这里需要总结下,上面的函数对app、driver、worker进行了恢复,这里一定要注意各个状态的变化,执行完成,这里app状态变成了WAITING,driver状态变成了RUNNING,worker状态变成了ALIVE。
4.在1中,beginRecovery()函数数据恢复完成后,会向Master发送CompleteRecovery消息,这里看下Master端对应的处理函数:
caseCompleteRecovery=>completeRecovery()
这里直接看completeRecovery()函数:
private def completeRecovery() {
// Ensure "only-once" recovery semantics using a short synchronization period.
//更新下状态,正常情况下应该是RECOVERING,这里改成COMPLETING_RECOVERY
if (state != RecoveryState.RECOVERING) { return }
state = RecoveryState.COMPLETING_RECOVERY
// Kill off any workers and apps that didn't respond to us.
//杀掉未响应的worker和app,如果判断未响应呢,worker状态不是ALIVE,app状态不是WAITING,
//如果是UNKNOWN,说明上面没有处理,所以说没响应。
workers.filter(_.state == WorkerState.UNKNOWN).foreach(removeWorker)
apps.filter(_.state == ApplicationState.UNKNOWN).foreach(finishApplication)
// Update the state of recovered apps to RUNNING
//更新app状态为 RUNNING,这里我有点不明白为啥,不直接在上面直接更新成RUNNING,而是更新成了WAITING
apps.filter(_.state == ApplicationState.WAITING).foreach(_.state = ApplicationState.RUNNING)

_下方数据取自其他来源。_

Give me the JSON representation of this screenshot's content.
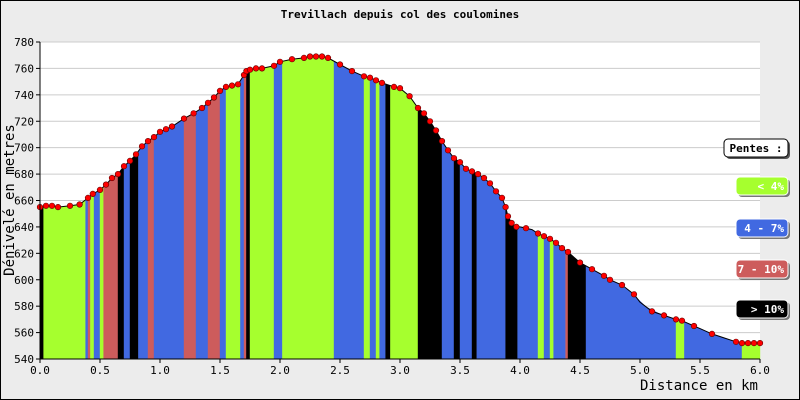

// Reschedule drivers which were not claimed by any workers
//重新调度没有被任何worker运行的driver
drivers.filter(_.worker.isEmpty).foreach { d =>
logWarning(s"Driver ${d.id} was not found after master recovery")
if (d.desc.supervise) {
logWarning(s"Re-launching ${d.id}")
//这个调度driver的方法,我们后面会专门剖析
relaunchDriver(d)
} else {
removeDriver(d.id, DriverState.ERROR, None)
logWarning(s"Did not re-launch ${d.id} because it was not supervised")
}
}
//更新状态为ALIVE
state = RecoveryState.ALIVE
//这里是一个比较核心的调度函数,重新分配资源,调度driver和application,后面专门详细介绍
schedule()
logInfo("Recovery complete - resuming operations!")
}